The following options can be set on incoming Ring requests:
- :biff.middleware/secure (default: true)
If false, this middleware will be disabled.
- :biff.middleware/hsts (default: true)
If true, include wrap-hsts.
- :biff.middleware/ssl-redirect (default: false)
If true, include wrap-ssl-redirect. Don't enable this if you're using a
reverse proxy (like Nginx).
(wrap-site-defaults handler)
A collection of middleware for website routes.
(wrap-api-defaults handler)
A collection of middleware for API routes.
(wrap-base-defaults handler)
A collection of middleware for website and API routes.
(use-wrap-ctx {:keys [biff/handler], :as ctx})
Deprecated. biff/use-jetty does this now.
A Biff component that merges the context map into incoming Ring requests.
(wrap-ring-defaults
handler
{:keys [biff/secret],
:biff.middleware/keys [session-store secure session-max-age],
:or {session-max-age (* 60 60 24 60), secure true},
:as ctx})
Deprecated. Use wrap-base-defaults, wrap-site-defaults, and wrap-api-defaults instead.
Wraps handler with ring.middleware.defaults/wrap-defaults.
secure: if true, uses ring.middleware.defaults/secure-site-defaults,
else uses site-defaults.
session-store: passed to wrap-defaults under the [:session :store] path.
sesion-max-age: the number of seconds after which a session should expire.
If secret is set and (secret :biff.middleware/cookie-secret) returns non-nil,
session-store is set with ring.middleware.session.cookie/cookie-store.
Disables CSRF checks. You must wrap non-API routes with
ring.middleware.anti-forgery. The Biff starter project does this by default.

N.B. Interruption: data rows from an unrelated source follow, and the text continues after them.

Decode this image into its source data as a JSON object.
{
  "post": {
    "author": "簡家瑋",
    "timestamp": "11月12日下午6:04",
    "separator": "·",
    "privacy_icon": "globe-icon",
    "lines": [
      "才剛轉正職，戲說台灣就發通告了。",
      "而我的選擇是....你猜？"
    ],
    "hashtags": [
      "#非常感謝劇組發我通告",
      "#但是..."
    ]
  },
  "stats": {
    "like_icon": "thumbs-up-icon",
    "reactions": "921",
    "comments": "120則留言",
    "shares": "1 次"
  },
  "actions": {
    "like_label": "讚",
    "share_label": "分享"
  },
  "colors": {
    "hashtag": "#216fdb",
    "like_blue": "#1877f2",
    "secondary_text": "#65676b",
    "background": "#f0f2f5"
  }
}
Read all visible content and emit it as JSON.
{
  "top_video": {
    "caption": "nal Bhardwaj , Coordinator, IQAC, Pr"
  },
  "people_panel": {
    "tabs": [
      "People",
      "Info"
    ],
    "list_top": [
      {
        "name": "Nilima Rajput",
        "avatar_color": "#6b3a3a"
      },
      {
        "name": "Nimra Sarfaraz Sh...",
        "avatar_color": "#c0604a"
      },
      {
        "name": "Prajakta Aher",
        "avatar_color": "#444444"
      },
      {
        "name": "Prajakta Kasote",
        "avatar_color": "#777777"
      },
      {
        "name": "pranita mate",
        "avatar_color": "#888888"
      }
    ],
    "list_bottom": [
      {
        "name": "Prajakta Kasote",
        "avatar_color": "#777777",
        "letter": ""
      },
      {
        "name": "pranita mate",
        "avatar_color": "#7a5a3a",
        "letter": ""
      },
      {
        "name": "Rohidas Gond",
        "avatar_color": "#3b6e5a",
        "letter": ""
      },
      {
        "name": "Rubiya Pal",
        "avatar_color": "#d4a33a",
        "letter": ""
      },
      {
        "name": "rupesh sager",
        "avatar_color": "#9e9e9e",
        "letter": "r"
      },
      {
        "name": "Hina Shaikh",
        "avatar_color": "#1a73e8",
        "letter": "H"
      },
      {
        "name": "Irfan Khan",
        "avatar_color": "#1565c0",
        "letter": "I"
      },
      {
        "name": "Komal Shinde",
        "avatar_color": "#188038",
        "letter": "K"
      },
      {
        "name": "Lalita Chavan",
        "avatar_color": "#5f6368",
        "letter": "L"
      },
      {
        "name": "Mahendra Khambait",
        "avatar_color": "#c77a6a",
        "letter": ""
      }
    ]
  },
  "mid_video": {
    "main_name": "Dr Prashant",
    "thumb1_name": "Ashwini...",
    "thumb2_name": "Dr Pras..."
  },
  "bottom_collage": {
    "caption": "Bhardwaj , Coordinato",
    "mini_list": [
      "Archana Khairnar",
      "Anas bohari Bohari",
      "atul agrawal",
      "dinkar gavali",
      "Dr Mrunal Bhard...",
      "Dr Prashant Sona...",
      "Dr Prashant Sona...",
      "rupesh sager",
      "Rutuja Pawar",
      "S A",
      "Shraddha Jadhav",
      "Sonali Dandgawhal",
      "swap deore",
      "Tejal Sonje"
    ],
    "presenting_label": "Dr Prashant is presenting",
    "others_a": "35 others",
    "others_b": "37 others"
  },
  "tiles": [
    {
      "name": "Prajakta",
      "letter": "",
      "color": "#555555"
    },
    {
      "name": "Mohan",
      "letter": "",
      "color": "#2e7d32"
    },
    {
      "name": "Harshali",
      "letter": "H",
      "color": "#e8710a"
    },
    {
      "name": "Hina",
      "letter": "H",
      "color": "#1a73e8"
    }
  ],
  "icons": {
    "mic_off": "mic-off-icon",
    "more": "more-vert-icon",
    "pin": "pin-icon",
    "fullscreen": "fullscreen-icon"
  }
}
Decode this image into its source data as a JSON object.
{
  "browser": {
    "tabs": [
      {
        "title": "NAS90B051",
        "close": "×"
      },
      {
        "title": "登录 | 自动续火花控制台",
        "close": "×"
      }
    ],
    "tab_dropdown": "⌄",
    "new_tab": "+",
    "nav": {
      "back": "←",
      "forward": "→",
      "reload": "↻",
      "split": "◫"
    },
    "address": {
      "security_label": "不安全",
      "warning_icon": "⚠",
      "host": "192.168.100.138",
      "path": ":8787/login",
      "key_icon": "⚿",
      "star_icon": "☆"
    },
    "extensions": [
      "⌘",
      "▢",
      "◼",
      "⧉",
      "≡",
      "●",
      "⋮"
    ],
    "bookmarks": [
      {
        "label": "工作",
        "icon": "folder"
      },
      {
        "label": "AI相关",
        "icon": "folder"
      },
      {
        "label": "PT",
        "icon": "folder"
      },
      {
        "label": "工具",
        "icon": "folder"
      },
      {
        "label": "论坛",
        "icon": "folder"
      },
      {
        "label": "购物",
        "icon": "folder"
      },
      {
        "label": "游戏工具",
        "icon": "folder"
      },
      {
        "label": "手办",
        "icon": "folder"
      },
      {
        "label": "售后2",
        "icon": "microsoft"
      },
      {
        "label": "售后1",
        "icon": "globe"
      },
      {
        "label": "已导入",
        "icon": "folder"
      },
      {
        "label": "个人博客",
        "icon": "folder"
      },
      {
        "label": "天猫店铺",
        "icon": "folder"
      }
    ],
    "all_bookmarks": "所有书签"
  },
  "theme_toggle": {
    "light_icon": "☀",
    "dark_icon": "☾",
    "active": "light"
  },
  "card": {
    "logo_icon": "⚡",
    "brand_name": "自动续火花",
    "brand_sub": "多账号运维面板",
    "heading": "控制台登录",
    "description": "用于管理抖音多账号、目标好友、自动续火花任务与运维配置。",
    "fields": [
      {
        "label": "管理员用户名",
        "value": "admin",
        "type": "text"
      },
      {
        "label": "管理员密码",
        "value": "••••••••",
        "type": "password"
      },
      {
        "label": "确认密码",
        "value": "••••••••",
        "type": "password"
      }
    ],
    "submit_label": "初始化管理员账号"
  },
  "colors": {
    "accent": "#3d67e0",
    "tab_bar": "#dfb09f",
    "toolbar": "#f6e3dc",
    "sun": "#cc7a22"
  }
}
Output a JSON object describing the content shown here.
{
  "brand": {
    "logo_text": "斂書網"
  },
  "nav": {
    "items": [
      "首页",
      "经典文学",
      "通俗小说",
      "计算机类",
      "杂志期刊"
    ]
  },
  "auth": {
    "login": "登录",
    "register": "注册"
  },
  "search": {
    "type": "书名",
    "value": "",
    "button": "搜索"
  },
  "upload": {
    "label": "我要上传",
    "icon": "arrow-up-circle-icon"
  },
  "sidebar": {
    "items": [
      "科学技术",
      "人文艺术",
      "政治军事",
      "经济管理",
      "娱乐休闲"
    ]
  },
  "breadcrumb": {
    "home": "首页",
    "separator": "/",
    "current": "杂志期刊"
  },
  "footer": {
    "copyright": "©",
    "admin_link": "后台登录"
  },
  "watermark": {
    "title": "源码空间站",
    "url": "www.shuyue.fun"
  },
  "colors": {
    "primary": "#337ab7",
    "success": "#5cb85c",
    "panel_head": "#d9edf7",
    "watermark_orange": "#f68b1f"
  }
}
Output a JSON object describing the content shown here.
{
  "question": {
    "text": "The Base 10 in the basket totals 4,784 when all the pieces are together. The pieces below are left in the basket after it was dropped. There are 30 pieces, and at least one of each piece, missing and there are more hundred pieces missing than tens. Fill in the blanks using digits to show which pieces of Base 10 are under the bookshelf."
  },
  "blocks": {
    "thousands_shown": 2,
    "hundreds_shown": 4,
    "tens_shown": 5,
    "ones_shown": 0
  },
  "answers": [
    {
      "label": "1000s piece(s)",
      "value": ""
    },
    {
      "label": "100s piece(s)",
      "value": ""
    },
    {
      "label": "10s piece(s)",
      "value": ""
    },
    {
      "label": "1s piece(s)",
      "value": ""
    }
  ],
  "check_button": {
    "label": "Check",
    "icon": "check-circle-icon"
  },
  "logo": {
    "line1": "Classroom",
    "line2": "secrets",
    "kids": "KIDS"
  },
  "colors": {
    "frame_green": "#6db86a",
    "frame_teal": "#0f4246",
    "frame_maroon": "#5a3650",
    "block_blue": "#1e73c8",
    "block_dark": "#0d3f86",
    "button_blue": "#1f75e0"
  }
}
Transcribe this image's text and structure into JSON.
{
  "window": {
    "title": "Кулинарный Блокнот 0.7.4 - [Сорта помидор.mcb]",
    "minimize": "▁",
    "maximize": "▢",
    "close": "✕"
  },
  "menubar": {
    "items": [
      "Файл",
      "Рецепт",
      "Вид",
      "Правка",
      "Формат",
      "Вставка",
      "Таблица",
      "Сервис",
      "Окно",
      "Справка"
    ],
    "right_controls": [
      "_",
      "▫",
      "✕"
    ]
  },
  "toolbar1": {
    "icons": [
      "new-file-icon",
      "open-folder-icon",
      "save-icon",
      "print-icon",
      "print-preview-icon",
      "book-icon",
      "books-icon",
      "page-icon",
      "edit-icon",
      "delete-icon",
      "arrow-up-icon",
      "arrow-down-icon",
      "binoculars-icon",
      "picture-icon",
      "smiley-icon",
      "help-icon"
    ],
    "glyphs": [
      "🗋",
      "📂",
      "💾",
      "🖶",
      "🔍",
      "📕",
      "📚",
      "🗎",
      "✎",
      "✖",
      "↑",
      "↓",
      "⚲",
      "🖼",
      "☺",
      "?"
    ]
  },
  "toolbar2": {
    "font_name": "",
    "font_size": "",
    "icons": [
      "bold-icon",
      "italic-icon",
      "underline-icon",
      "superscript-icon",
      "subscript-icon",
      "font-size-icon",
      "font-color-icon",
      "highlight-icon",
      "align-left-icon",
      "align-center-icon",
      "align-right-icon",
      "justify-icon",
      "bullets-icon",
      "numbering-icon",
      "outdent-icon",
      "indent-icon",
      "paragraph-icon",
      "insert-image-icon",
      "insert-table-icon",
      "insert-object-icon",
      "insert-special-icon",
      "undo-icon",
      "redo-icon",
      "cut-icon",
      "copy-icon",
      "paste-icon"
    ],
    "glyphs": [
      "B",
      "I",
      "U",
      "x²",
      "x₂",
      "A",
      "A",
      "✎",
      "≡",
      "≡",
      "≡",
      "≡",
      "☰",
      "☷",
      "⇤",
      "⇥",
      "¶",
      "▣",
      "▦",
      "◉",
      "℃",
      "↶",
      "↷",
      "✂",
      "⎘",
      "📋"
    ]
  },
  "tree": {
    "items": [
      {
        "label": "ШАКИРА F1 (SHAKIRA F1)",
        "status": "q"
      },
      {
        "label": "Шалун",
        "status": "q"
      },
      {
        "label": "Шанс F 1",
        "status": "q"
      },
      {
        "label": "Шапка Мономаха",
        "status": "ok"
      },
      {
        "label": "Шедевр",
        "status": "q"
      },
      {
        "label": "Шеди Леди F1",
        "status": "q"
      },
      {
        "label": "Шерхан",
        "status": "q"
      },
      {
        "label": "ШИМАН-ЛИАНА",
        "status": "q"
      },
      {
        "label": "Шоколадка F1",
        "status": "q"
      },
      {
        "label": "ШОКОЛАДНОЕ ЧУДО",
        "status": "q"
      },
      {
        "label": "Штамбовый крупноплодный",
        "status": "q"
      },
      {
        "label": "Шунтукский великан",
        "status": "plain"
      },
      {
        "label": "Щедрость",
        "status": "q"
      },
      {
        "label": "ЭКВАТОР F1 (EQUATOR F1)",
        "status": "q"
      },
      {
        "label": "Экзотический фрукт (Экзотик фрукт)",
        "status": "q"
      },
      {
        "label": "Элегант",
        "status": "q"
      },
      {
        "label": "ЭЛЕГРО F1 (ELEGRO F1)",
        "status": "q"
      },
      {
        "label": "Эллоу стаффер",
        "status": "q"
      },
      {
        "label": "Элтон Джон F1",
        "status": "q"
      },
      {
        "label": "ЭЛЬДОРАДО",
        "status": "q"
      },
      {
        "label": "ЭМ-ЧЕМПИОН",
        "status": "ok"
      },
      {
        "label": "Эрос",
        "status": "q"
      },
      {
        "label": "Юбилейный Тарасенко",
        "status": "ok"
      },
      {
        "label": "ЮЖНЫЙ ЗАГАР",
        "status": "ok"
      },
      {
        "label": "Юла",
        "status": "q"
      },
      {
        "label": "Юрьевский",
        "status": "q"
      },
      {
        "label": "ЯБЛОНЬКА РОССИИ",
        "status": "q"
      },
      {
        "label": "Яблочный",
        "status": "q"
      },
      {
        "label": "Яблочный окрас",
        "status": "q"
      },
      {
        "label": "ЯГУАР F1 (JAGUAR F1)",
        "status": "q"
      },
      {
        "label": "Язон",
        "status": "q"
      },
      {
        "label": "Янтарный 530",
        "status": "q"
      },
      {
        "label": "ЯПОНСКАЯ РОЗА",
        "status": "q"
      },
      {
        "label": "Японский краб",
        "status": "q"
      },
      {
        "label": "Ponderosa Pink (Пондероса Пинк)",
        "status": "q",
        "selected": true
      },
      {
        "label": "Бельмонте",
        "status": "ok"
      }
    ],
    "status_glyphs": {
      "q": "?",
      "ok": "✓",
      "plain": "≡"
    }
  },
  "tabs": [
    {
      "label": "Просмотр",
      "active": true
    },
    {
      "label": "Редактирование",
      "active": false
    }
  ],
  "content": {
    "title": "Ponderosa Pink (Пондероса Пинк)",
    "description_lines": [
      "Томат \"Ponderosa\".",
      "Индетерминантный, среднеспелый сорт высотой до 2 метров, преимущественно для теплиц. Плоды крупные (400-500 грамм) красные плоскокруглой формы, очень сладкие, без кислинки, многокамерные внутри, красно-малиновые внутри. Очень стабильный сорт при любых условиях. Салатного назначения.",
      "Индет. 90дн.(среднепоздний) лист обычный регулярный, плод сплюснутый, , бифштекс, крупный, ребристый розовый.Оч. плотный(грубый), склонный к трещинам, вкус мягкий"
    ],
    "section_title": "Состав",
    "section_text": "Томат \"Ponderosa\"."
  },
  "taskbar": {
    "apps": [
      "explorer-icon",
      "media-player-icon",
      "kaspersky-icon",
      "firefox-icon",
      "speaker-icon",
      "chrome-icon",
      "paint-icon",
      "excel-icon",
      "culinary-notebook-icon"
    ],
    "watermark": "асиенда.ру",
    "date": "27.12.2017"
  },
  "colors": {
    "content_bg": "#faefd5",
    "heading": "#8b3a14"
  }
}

Disables SSL redirects under the assumption that this is handled by e.g.
NGINX. Also sets SameSite=Lax explicitly on the session cookie.
(wrap-env handler system)
Deprecated. use-jetty handles this now.
Merges (merge-context system) with incoming requests.
(wrap-inner-defaults handler opts)
Deprecated. Use wrap-base-defaults, wrap-site-defaults, and wrap-api-defaults instead.
Wraps handler with various middleware which don't depend on the system map.
Includes wrap-log-requests, wrap-internal-error, wrap-resource, and
Muuntaja's wrap-params and wrap-format (see https://github.com/metosin/muuntaja).
opts is passed to wrap-resource and wrap-internal-error.
This function can wrap a Ring handler outside of a call to biff/start-system,
For example:
(def handler (wrap-inner-defaults ... {}))
(defn start []
(biff/start-system
{:biff/handler #'handler
...}))
This way, handler and its middleware can be redefined from the repl without
needing to restart the system.
(use-outer-default-middleware ctx)
Deprecated. Use wrap-base-defaults, wrap-site-defaults, and wrap-api-defaults instead.
A Biff component that wraps :biff/handler with middleware that depends on the system map.
Includes wrap-ring-defaults and wrap-env.